Speaking of strange language, some descriptions include language that doesn't make me think first of a technology role:

I'm hiring... a hacker that wants to work on the bleeding edge...
We spend a lot of time doing applied research...
You should be the type of person who likes to roll up their sleeves and get their hands dirty.
Source: Wikipedia: _Dexter (season 2)

Your signal that you have an existing, tight-knit group:

You'll be part of a small team of like-minded individuals.

might run counter to your efforts to advertise your goals of building a diverse and inclusive environment, one where the candidate-turned-new-joiner might not be able to provide their valuable external input if it will run counter to the current thinking.

We found that we were having trouble filling a "DevOps" role. Without suggesting that "DevOps isn't a job title", candidates wanted clarification on what that might mean in our environment. Reviewing some of the many open roles across different teams showed they varied widely, leaving candidates to try to figure out which of the DevOps Topologies they might be walking into (and was it a Pattern or Anti-Pattern?!)

These included:

  • Cloud SecDevOps (Cyber): This wins keyword bingo
  • Apply Now to The Wonderful World of DevOps: Points for creative use of the job title field
  • Devops Specialist - Private Cloud: "providing L3 support... including on-call"
  • DevOps Developer: "You are a developer who is not afraid of infrastructure. You identify with the 'Dev' in DevOps way more than the 'Ops'"
  • DevOps App Dev: A "release engineer" role that sounded more like DevOps in practice
  • DevOps Authentication Security L3 Engineer: Okay...
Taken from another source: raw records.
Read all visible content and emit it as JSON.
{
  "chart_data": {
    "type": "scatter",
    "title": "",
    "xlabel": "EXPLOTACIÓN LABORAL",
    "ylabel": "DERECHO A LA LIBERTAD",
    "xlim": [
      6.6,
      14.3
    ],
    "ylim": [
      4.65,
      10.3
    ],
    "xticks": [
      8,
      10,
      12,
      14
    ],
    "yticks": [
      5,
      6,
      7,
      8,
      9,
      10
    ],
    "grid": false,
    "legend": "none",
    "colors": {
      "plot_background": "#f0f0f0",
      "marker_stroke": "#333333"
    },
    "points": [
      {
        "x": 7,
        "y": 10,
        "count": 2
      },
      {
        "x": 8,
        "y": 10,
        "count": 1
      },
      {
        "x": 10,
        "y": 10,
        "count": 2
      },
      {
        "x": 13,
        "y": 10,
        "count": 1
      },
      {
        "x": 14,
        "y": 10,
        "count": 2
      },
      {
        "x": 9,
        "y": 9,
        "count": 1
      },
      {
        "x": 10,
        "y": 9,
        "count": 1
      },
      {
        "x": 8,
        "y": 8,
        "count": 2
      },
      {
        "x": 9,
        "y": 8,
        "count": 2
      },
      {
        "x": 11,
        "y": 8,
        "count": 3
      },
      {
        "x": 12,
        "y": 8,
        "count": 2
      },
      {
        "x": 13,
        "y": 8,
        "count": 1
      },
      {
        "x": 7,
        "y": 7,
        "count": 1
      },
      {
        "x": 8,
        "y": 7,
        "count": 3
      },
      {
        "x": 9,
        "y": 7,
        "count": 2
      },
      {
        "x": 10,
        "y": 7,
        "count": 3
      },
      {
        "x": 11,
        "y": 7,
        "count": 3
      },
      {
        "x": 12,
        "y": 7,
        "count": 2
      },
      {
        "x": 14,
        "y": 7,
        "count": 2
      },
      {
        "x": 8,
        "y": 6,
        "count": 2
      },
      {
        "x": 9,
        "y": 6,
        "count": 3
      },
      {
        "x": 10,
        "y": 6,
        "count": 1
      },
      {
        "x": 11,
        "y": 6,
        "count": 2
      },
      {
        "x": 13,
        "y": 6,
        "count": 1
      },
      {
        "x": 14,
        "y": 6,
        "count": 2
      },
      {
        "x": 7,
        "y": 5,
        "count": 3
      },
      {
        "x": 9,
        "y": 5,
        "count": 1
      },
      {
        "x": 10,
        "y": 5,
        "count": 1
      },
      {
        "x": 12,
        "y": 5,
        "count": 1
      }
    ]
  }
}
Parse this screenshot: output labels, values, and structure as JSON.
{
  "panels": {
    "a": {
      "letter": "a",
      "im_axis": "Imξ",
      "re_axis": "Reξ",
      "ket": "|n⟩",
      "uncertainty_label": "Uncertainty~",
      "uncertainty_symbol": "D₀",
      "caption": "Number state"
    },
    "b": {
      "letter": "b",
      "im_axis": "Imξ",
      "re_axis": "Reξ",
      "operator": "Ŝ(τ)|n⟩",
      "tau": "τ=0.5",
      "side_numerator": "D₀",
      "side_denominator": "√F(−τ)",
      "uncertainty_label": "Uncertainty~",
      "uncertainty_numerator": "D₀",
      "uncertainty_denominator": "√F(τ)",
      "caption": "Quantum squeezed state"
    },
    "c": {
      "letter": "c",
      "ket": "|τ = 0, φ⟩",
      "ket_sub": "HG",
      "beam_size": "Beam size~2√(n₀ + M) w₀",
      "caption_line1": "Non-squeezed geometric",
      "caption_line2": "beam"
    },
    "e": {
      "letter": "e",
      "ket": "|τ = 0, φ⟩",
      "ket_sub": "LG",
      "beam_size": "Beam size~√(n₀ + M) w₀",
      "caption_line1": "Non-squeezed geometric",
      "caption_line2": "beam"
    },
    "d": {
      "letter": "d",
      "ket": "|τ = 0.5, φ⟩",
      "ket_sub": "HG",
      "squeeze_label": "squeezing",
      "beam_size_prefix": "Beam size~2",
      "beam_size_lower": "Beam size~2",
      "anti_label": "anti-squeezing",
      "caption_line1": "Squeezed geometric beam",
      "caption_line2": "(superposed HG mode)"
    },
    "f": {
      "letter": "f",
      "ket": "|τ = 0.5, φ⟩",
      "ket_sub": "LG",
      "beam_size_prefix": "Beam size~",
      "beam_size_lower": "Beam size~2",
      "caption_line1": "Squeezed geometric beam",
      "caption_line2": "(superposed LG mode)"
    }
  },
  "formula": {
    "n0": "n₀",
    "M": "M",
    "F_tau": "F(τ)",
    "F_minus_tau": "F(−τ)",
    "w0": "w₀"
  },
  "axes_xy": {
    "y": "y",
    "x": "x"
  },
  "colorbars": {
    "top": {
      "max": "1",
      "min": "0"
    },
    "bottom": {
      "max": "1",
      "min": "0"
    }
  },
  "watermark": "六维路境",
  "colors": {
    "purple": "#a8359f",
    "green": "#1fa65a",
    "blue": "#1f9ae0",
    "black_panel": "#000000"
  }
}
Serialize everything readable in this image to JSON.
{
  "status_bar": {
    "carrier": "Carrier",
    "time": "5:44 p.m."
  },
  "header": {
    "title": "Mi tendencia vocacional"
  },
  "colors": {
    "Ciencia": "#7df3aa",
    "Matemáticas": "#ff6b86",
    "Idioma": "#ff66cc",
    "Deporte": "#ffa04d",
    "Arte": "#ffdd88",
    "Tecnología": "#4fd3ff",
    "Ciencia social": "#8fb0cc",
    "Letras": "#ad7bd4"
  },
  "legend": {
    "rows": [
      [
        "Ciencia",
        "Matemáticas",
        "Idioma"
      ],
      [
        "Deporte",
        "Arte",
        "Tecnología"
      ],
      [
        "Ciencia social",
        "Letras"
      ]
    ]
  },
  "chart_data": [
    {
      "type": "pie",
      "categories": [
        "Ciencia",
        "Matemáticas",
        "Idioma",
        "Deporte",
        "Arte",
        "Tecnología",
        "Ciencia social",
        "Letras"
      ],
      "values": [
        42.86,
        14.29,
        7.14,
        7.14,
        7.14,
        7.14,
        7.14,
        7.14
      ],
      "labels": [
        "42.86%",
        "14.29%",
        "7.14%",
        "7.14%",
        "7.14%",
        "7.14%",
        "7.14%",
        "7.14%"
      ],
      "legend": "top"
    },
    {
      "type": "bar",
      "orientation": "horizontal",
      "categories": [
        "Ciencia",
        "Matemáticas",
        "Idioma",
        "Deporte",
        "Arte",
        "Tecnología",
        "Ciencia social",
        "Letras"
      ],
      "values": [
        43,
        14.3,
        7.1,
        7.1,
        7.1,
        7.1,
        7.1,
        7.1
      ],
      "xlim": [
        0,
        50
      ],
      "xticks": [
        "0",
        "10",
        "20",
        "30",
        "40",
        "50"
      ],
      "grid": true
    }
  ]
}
Much of this has been about job descriptions that can lose candidates. What should you include to gain credibility and interest? An honest declaration of the mission of the group they’re joining always helps. Don't shy away from describing a need to support existing legacy systems, even if the goal is to modernize and move to a new platform. Describe the lifecycle of the team; is it "newly formed", "fast-growing", or is this a chance to "join an established team" and learn from established experts?

What's the topology of the team, distributed (participation from a range of locations and timezones in an asynchronous arrangement), multi-site (people working from two or perhaps three sites passing of work between each other or operating in overlapping times), or fully co-located (in rough time or location)? This can affect travel, working hours, and collaboration styles.
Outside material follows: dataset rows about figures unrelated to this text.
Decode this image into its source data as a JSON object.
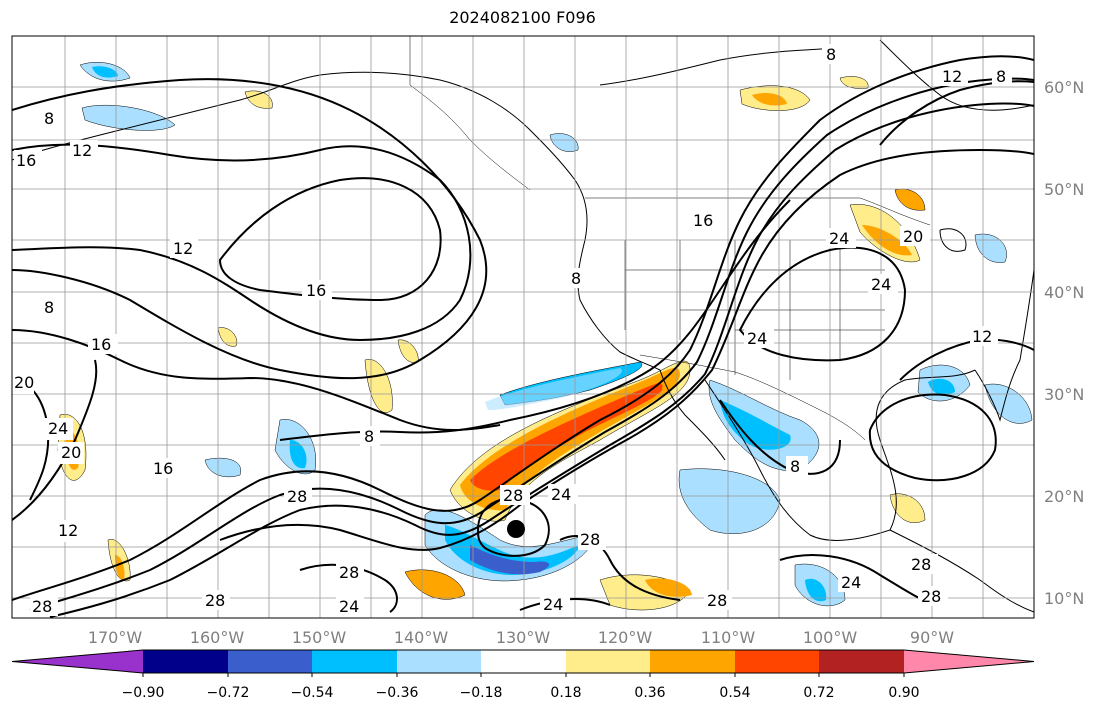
{
  "title": "2024082100 F096",
  "lat_labels": [
    "60°N",
    "50°N",
    "40°N",
    "30°N",
    "20°N",
    "10°N"
  ],
  "lon_labels": [
    "170°W",
    "160°W",
    "150°W",
    "140°W",
    "130°W",
    "120°W",
    "110°W",
    "100°W",
    "90°W"
  ],
  "colorbar": {
    "ticks": [
      "−0.90",
      "−0.72",
      "−0.54",
      "−0.36",
      "−0.18",
      "0.18",
      "0.36",
      "0.54",
      "0.72",
      "0.90"
    ],
    "colors": [
      "#9932cc",
      "#00008b",
      "#3a5fcd",
      "#00bfff",
      "#aadfff",
      "#ffffff",
      "#ffec8b",
      "#ffa500",
      "#ff4500",
      "#b22222",
      "#ff88aa"
    ]
  },
  "contour_labels": [
    "8",
    "12",
    "16",
    "20",
    "24",
    "28"
  ],
  "storm_marker": "tropical-cyclone-center"
}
Basic details of work-life balance should be included. These might include remote work arrangements (which will likely become a lasting legacy of the pandemic era), on-call staffing strategies, night and weekend work requirements, or travel requirements. We tend to advertise "flexible opportunities", which may have some constraints (we may want individuals to reside in a specific country but not care as much about sitting in an office).
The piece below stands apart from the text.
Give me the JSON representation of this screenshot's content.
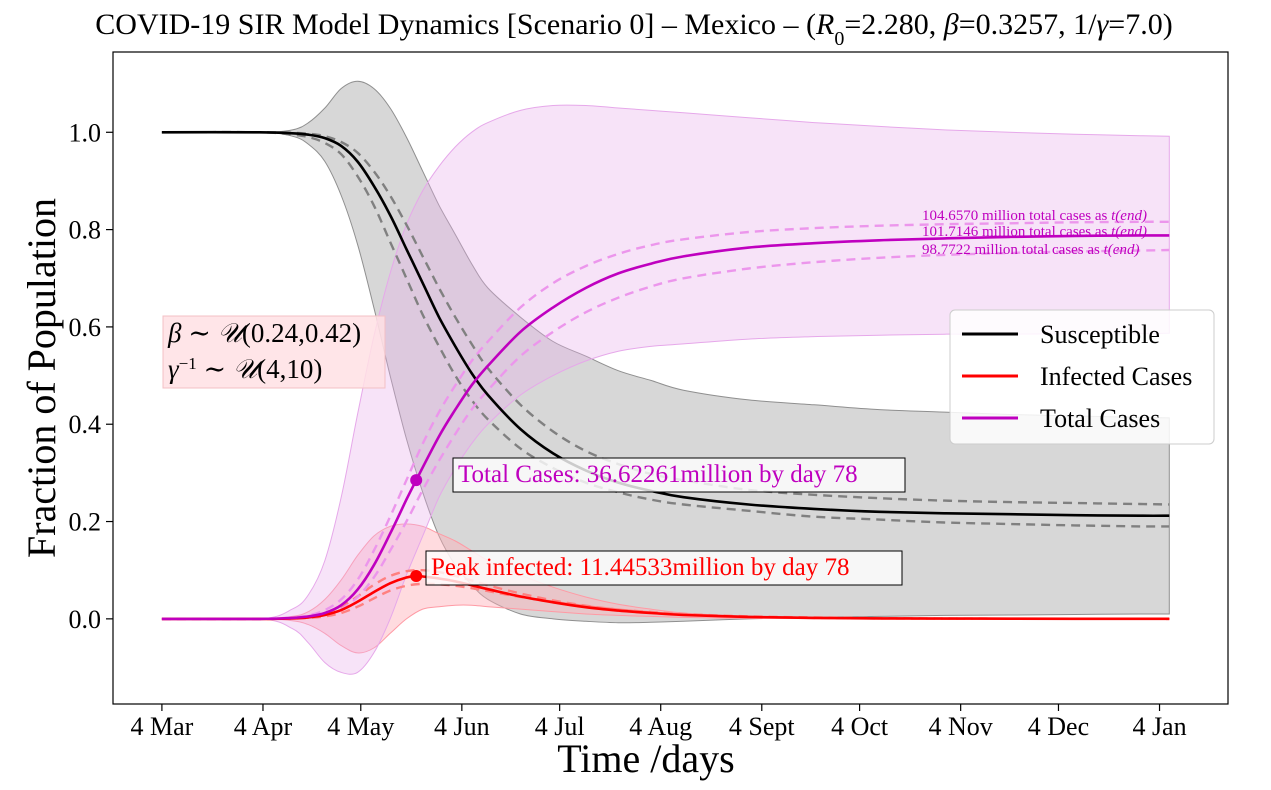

Some of the most thoughtful job descriptions lay out a multi-month roadmap for the role and growth. "Within three months we expect you to join our on-call rotation in support of our production environment", "Within six months you will obtain certification in at least one of our hosting platforms", "Within nine months you will be doing my job and I will be riding off into the sunset", etc. Having such a timeline is important to set expectations for performance during any initial probation period that may be part of local labor law or new hire contract. This also sets a pace for someone to ramp up in your environment, ensuring enough time is set aside for required learning as opposed to "throwing them in the deep end".

I've made all the mistakes described here but can take some solace that I've created zero job postings seeking ninjas, rockstars, gurus, or wizards! Best of luck to all the hiring managers out there looking for their unicorns!